You see, developers and sys admin people have always hated each other. The devs always want to try something new; they’ve read about some crazy, new thing and they push to have it installed in their environments. They, themselves, are involved in writing brand new software: brand new tools that solve some problem…more make one. And on the other side, you have the sys admins who are tasked with keeping an infrastructure running and usable. If it’s running, don’t touch it! This point was always hit home for me at Speakeasy and then at T-Mobile when the Christmas freeze came; like the first week of December no more changes were allowed in the network. You would go into the Network Operation Center (NOC) and just see green across the board. Not an outage in sight, and the network humming; because no one can touch anything. No changes. So devs want change, and admins don’t. And their jobs are measured by these metrics. If an admin brings down his production network, it can be, in the words of a past trainer I had at T-Mobile, “a career changing event”. So, frustrated with having to work with admins who drag their feet on everything, I suspect that Kubernetes came around to just get rid of them, write them out of the picture. The entire infra has been bundled into a virtual system and you never need to order a server, or ask for a network change, and then wait for a month; and hopefully at the end you got what you asked for. Once you get Kubernetes it IS really powerful. You can do a bunch of really cool stuff without opening a single ticket. But, as a guy who’s done a fair amount of sys admin, it’s just crazy some the things the vendors want you to do. Calico, for instance, has a calicoctl tool that is a binary, not even in version 1.0, and you have to install it in /usr/local/bin with root; and they provide this thing from GitHub. Really? We’re moving this fast, are we?
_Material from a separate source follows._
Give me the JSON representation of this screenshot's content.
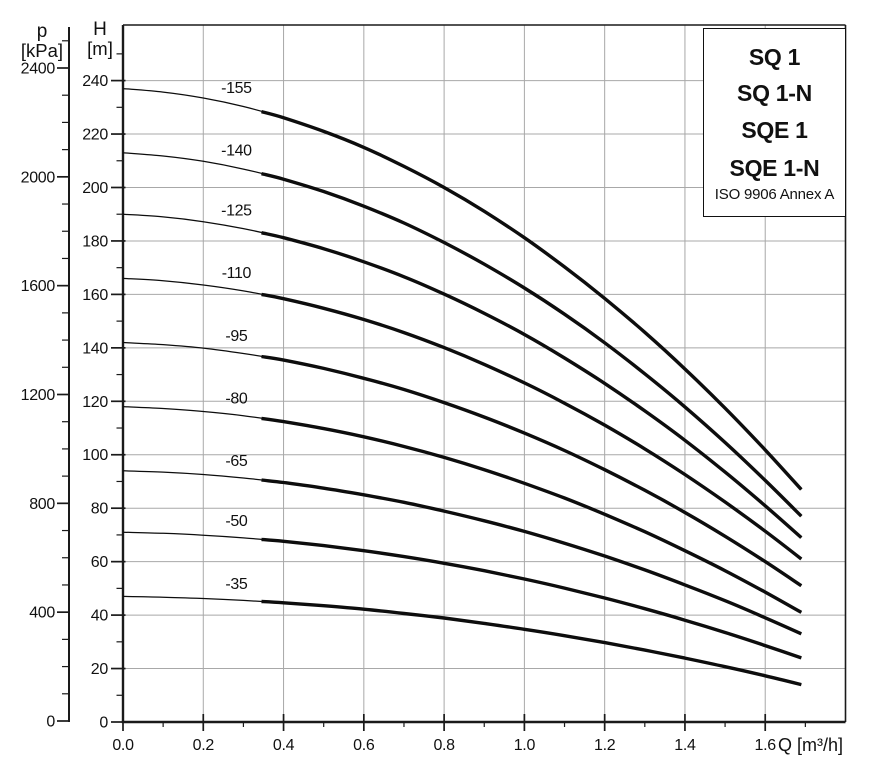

I have some spare time for the next few weeks, and I think I’m going to use it to break through the wall I’ve been behind. Maybe finally put together a real six month plan to really master this thing. There’s a pretty good course through the Linux Foundation using minikube which is great for sandboxing. Finally finish a few more books. I’ll see what I can do. I still just can’t believe it, though; that people can use this in production. What that must cost from AWS or Google?! More money than my little boutique has, that’s for sure! And our use case is just a little dev environment, running no customer services and not accessible from the Internet. It doesn’t get anymore simple than this. A lot of the challenges are taking off the default safeties because they assume access from the interwebs.
Anyway, we’ll see how far I get before I have to go back into the office.